It’s Thursday evening, and the last group arrives. It has been a long day for most, coming from all corners of Ireland. This year was particularly special for me, after four years in the Gardiner St. Gospel Choir, I am now singing with Ballymun and adjusting to the change of scene. But the warmth of the welcome is the same, as we all catch up with friends, old and new.
Around 9pm, after the introduction and welcome, the first moment begins. As the group queues to enter the first of the two main rooms, over the Concourse, which will serve as gathering points and celebration areas for us over the next few days, Bernie plays an instrumental. Each person is given a personal invitation to tonight’s celebration and is asked to sign a scroll, which later runs the length of the altar during the celebration of the Eucharist.
The scripture of the Passover is read, and the group is invited to taste the unleavened bread and bitter herbs, eaten by the Hebrews 3,000 years ago. For the liturgy of the Eucharist, celebrated by Gerry, we move to the second room, where each person is anointed with oil, and in turn anoints the hands of the person behind. It’s nice to see the scroll with all our names, on the altar that stretches right across the room, a gesture of welcome and inclusion.
After the readings we split into groups, and wash each other’s hands. The bidding prayers are personal intentions spoken aloud in the stillness. We stand in a circle and hold hands for the Our Father. The Eucharist is shared by passing the sacred vessels around the group, each ministering to their neighbour.
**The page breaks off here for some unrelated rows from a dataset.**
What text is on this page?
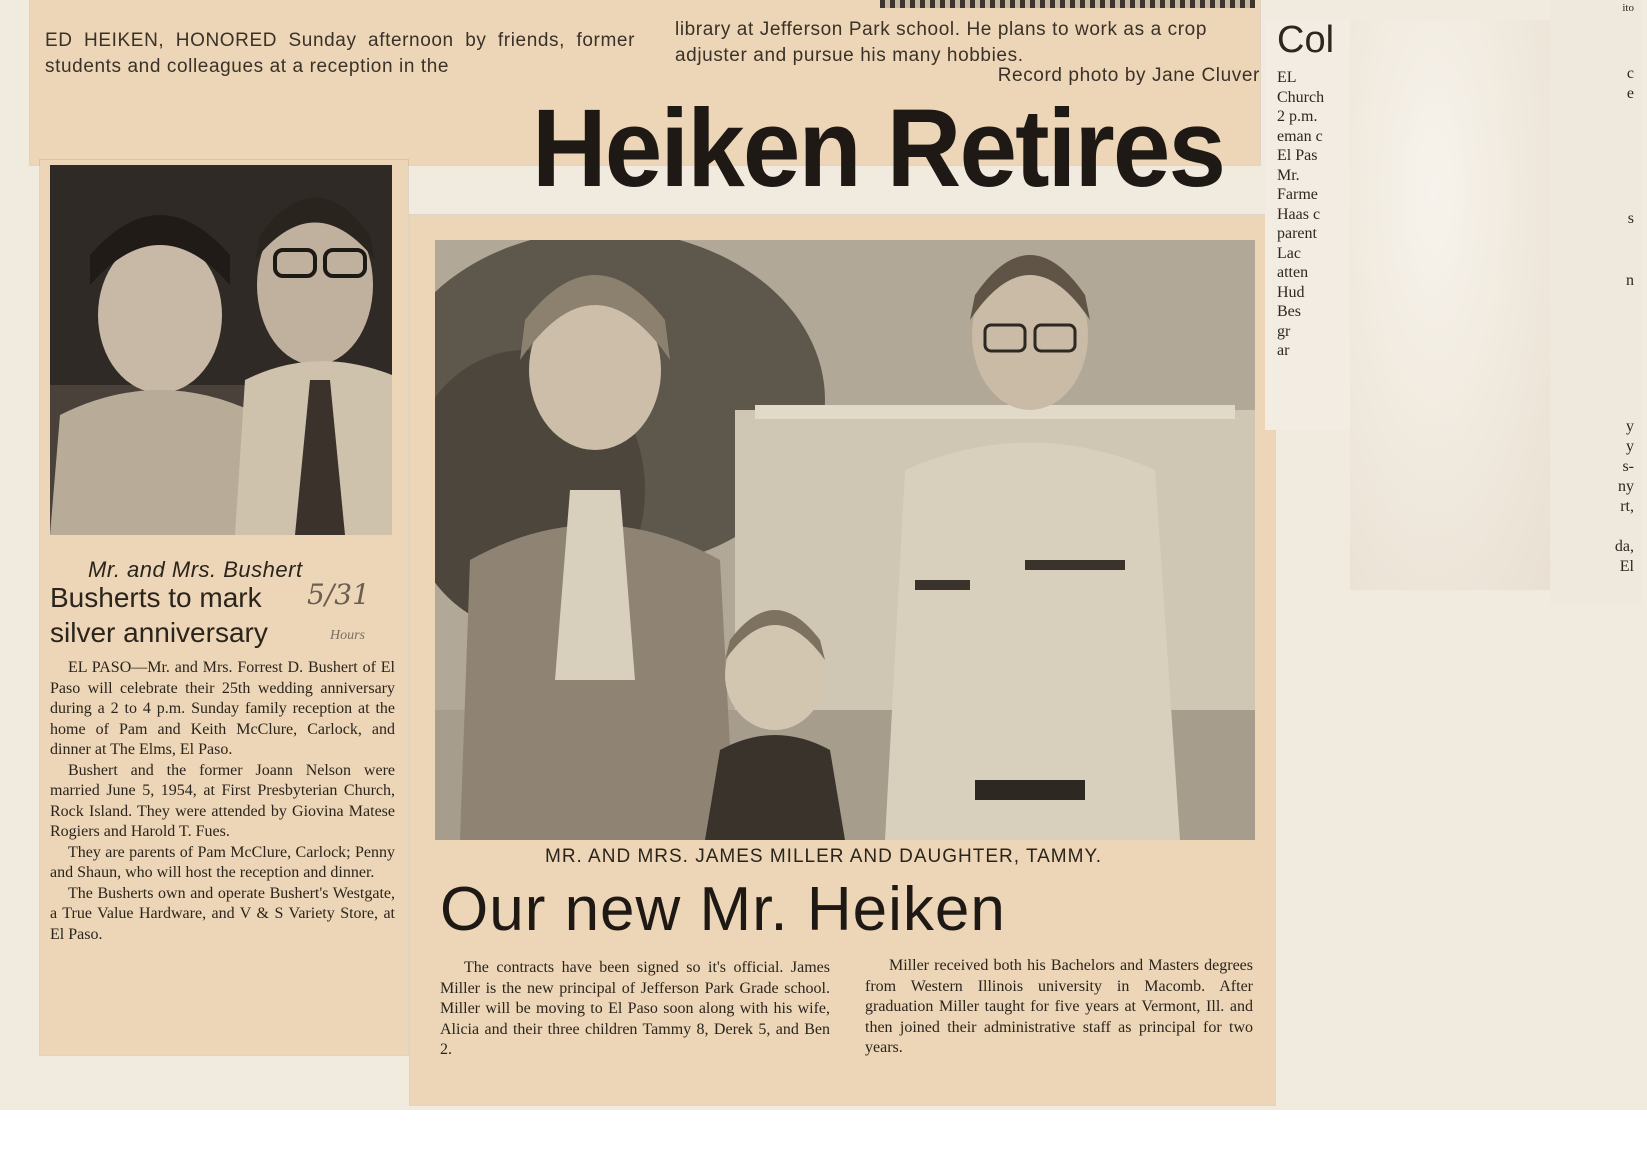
ED HEIKEN, HONORED Sunday afternoon by friends, former students and colleagues at a reception in the
library at Jefferson Park school. He plans to work as a crop adjuster and pursue his many hobbies.
Record photo by Jane Cluver
Heiken Retires
Mr. and Mrs. Bushert
Busherts to mark
silver anniversary
5/31
Hours

EL PASO—Mr. and Mrs. Forrest D. Bushert of El Paso will celebrate their 25th wedding anniversary during a 2 to 4 p.m. Sunday family reception at the home of Pam and Keith McClure, Carlock, and dinner at The Elms, El Paso.

Bushert and the former Joann Nelson were married June 5, 1954, at First Presbyterian Church, Rock Island. They were attended by Giovina Matese Rogiers and Harold T. Fues.

They are parents of Pam McClure, Carlock; Penny and Shaun, who will host the reception and dinner.

The Busherts own and operate Bushert's Westgate, a True Value Hardware, and V & S Variety Store, at El Paso.

MR. AND MRS. JAMES MILLER AND DAUGHTER, TAMMY.
Our new Mr. Heiken
The contracts have been signed so it's official. James Miller is the new principal of Jefferson Park Grade school. Miller will be moving to El Paso soon along with his wife, Alicia and their three children Tammy 8, Derek 5, and Ben 2.
Miller received both his Bachelors and Masters degrees from Western Illinois university in Macomb. After graduation Miller taught for five years at Vermont, Ill. and then joined their administrative staff as principal for two years.
Col
EL
Church
2 p.m.
eman c
El Pas
Mr.
Farme
Haas c
parent
Lac
atten
Hud
Bes
gr
ar
ito
c
e
s
n
y
y
s-
ny
rt,
da,
El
Afterwards, there is time for a cuppa in the coffee dock. Everyone is eager to catch up, and have a laugh, till the small hours!
Friday morning and breakfast is early! Helen’s group gets us all laughing out loud with their ice breaker game. The next couple of hours are more reflective, with nature images and Old Testament quotations against a background of poignant music. This session first session of the day ends on upbeat note with an inspirational quotation from Nelson Mandela.
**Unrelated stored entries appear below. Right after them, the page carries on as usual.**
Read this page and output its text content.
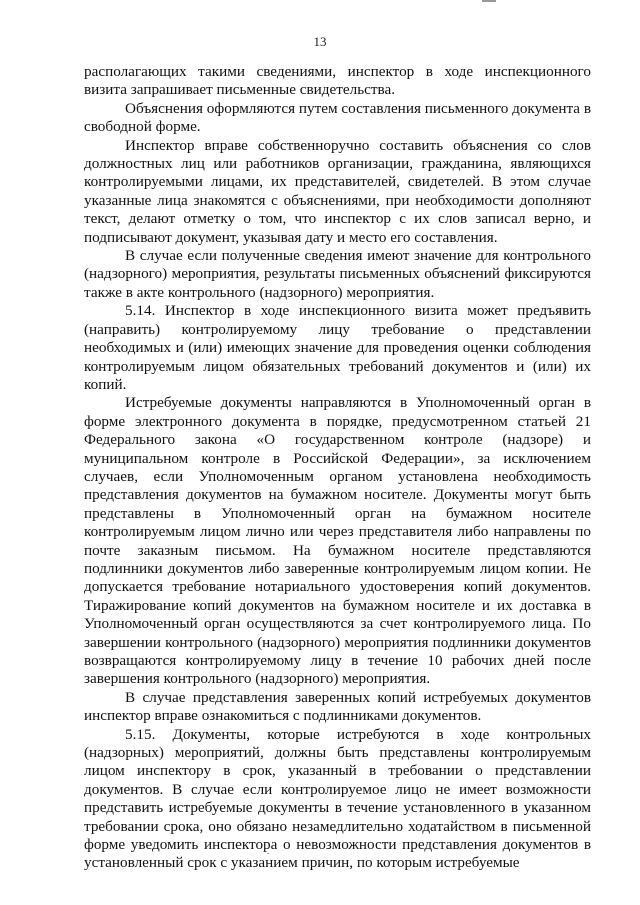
13

располагающих такими сведениями, инспектор в ходе инспекционного визита запрашивает письменные свидетельства.

Объяснения оформляются путем составления письменного документа в свободной форме.

Инспектор вправе собственноручно составить объяснения со слов должностных лиц или работников организации, гражданина, являющихся контролируемыми лицами, их представителей, свидетелей. В этом случае указанные лица знакомятся с объяснениями, при необходимости дополняют текст, делают отметку о том, что инспектор с их слов записал верно, и подписывают документ, указывая дату и место его составления.

В случае если полученные сведения имеют значение для контрольного (надзорного) мероприятия, результаты письменных объяснений фиксируются также в акте контрольного (надзорного) мероприятия.

5.14. Инспектор в ходе инспекционного визита может предъявить (направить) контролируемому лицу требование о представлении необходимых и (или) имеющих значение для проведения оценки соблюдения контролируемым лицом обязательных требований документов и (или) их копий.

Истребуемые документы направляются в Уполномоченный орган в форме электронного документа в порядке, предусмотренном статьей 21 Федерального закона «О государственном контроле (надзоре) и муниципальном контроле в Российской Федерации», за исключением случаев, если Уполномоченным органом установлена необходимость представления документов на бумажном носителе. Документы могут быть представлены в Уполномоченный орган на бумажном носителе контролируемым лицом лично или через представителя либо направлены по почте заказным письмом. На бумажном носителе представляются подлинники документов либо заверенные контролируемым лицом копии. Не допускается требование нотариального удостоверения копий документов. Тиражирование копий документов на бумажном носителе и их доставка в Уполномоченный орган осуществляются за счет контролируемого лица. По завершении контрольного (надзорного) мероприятия подлинники документов возвращаются контролируемому лицу в течение 10 рабочих дней после завершения контрольного (надзорного) мероприятия.

В случае представления заверенных копий истребуемых документов инспектор вправе ознакомиться с подлинниками документов.

5.15. Документы, которые истребуются в ходе контрольных (надзорных) мероприятий, должны быть представлены контролируемым лицом инспектору в срок, указанный в требовании о представлении документов. В случае если контролируемое лицо не имеет возможности представить истребуемые документы в течение установленного в указанном требовании срока, оно обязано незамедлительно ходатайством в письменной форме уведомить инспектора о невозможности представления документов в установленный срок с указанием причин, по которым истребуемые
And so the days are celebrated with sessions morning afternoon and evening, all animated by small teams from the group itself. And later the laughter and joy and conversations go on into the early hours. A bond of trust, that allows people to share themselves in a real way, sometimes with people they have just met, grows around these sessions.
This was demonstrated later in the final moment of Good Friday, and for me, the event that touched me. At the prayer around the cross, each chose a picture from various images of Christ suffering that they felt most drawn to, those charcoal drawings from Rouault’s Miserere. There was an invitation to share aloud with the group, for those who felt comfortable doing so. First a few got up and said a few words. Then people began to share powerful examples from their own lives, which brought up an array of emotions, and tears of joy, gratitude and privilege to hear others reflect aloud on suffering in their own lives. All were reminded to respect the confidence of that space. It helped to see others in a whole new light. I will always respect the courage, openness and trust placed in us that night.
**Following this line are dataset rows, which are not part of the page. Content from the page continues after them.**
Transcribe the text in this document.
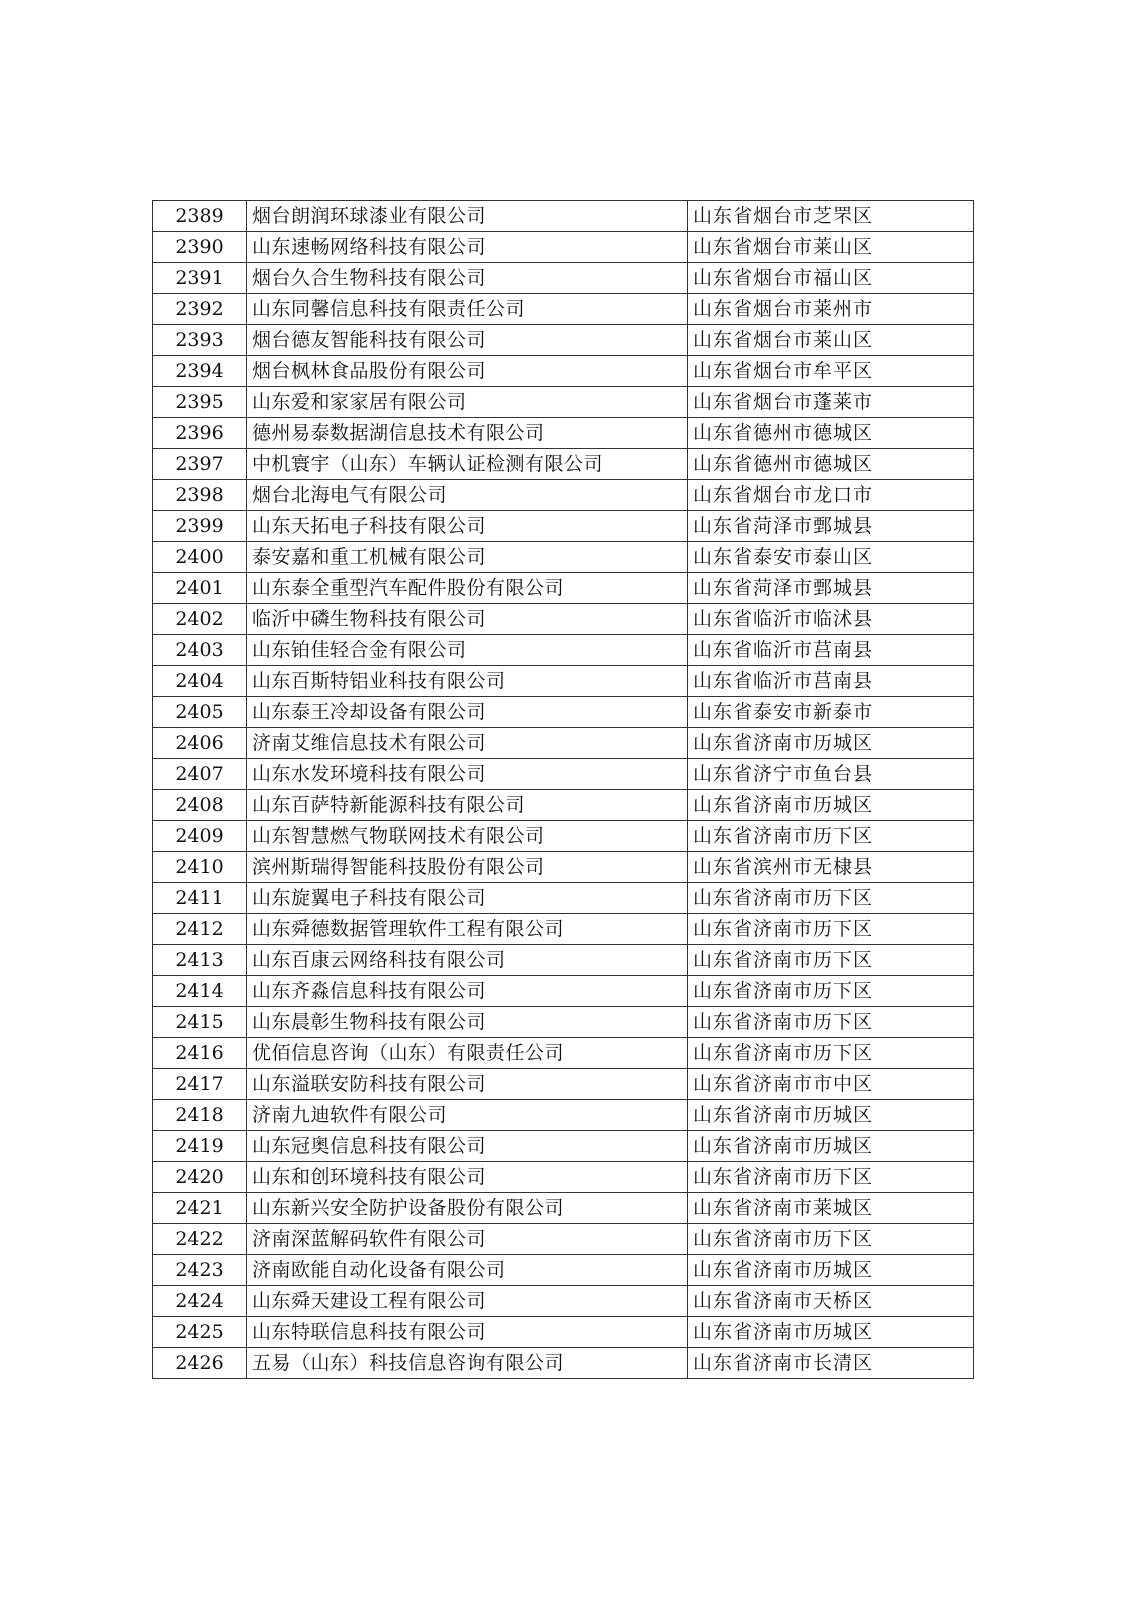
2389	烟台朗润环球漆业有限公司	山东省烟台市芝罘区
2390	山东速畅网络科技有限公司	山东省烟台市莱山区
2391	烟台久合生物科技有限公司	山东省烟台市福山区
2392	山东同馨信息科技有限责任公司	山东省烟台市莱州市
2393	烟台德友智能科技有限公司	山东省烟台市莱山区
2394	烟台枫林食品股份有限公司	山东省烟台市牟平区
2395	山东爱和家家居有限公司	山东省烟台市蓬莱市
2396	德州易泰数据湖信息技术有限公司	山东省德州市德城区
2397	中机寰宇（山东）车辆认证检测有限公司	山东省德州市德城区
2398	烟台北海电气有限公司	山东省烟台市龙口市
2399	山东天拓电子科技有限公司	山东省菏泽市鄄城县
2400	泰安嘉和重工机械有限公司	山东省泰安市泰山区
2401	山东泰全重型汽车配件股份有限公司	山东省菏泽市鄄城县
2402	临沂中磷生物科技有限公司	山东省临沂市临沭县
2403	山东铂佳轻合金有限公司	山东省临沂市莒南县
2404	山东百斯特铝业科技有限公司	山东省临沂市莒南县
2405	山东泰王冷却设备有限公司	山东省泰安市新泰市
2406	济南艾维信息技术有限公司	山东省济南市历城区
2407	山东水发环境科技有限公司	山东省济宁市鱼台县
2408	山东百萨特新能源科技有限公司	山东省济南市历城区
2409	山东智慧燃气物联网技术有限公司	山东省济南市历下区
2410	滨州斯瑞得智能科技股份有限公司	山东省滨州市无棣县
2411	山东旋翼电子科技有限公司	山东省济南市历下区
2412	山东舜德数据管理软件工程有限公司	山东省济南市历下区
2413	山东百康云网络科技有限公司	山东省济南市历下区
2414	山东齐淼信息科技有限公司	山东省济南市历下区
2415	山东晨彰生物科技有限公司	山东省济南市历下区
2416	优佰信息咨询（山东）有限责任公司	山东省济南市历下区
2417	山东溢联安防科技有限公司	山东省济南市市中区
2418	济南九迪软件有限公司	山东省济南市历城区
2419	山东冠奥信息科技有限公司	山东省济南市历城区
2420	山东和创环境科技有限公司	山东省济南市历下区
2421	山东新兴安全防护设备股份有限公司	山东省济南市莱城区
2422	济南深蓝解码软件有限公司	山东省济南市历下区
2423	济南欧能自动化设备有限公司	山东省济南市历城区
2424	山东舜天建设工程有限公司	山东省济南市天桥区
2425	山东特联信息科技有限公司	山东省济南市历城区
2426	五易（山东）科技信息咨询有限公司	山东省济南市长清区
The Slí Eile Easter Experience defies the tired clichés that are boring and irrelevant to young adults in 2006. At Slí Eile, Easter is something to be experienced. It offers “another way” to bring home the message of the life, suffering, death and resurrection of Jesus, a way that is personal, meaningful and to be celebrated. What makes it different is a real sense of community, built up through a variety of faith and justice oriented activities, organised by the lay and Jesuit team and developed over the last five years.
Going to the Easter Experience is like going home each year for the family reunion. Young adults are treated like adults, and are empowered to get involved, to get creative and to lead others. So everything that we experience is the result of our combined efforts.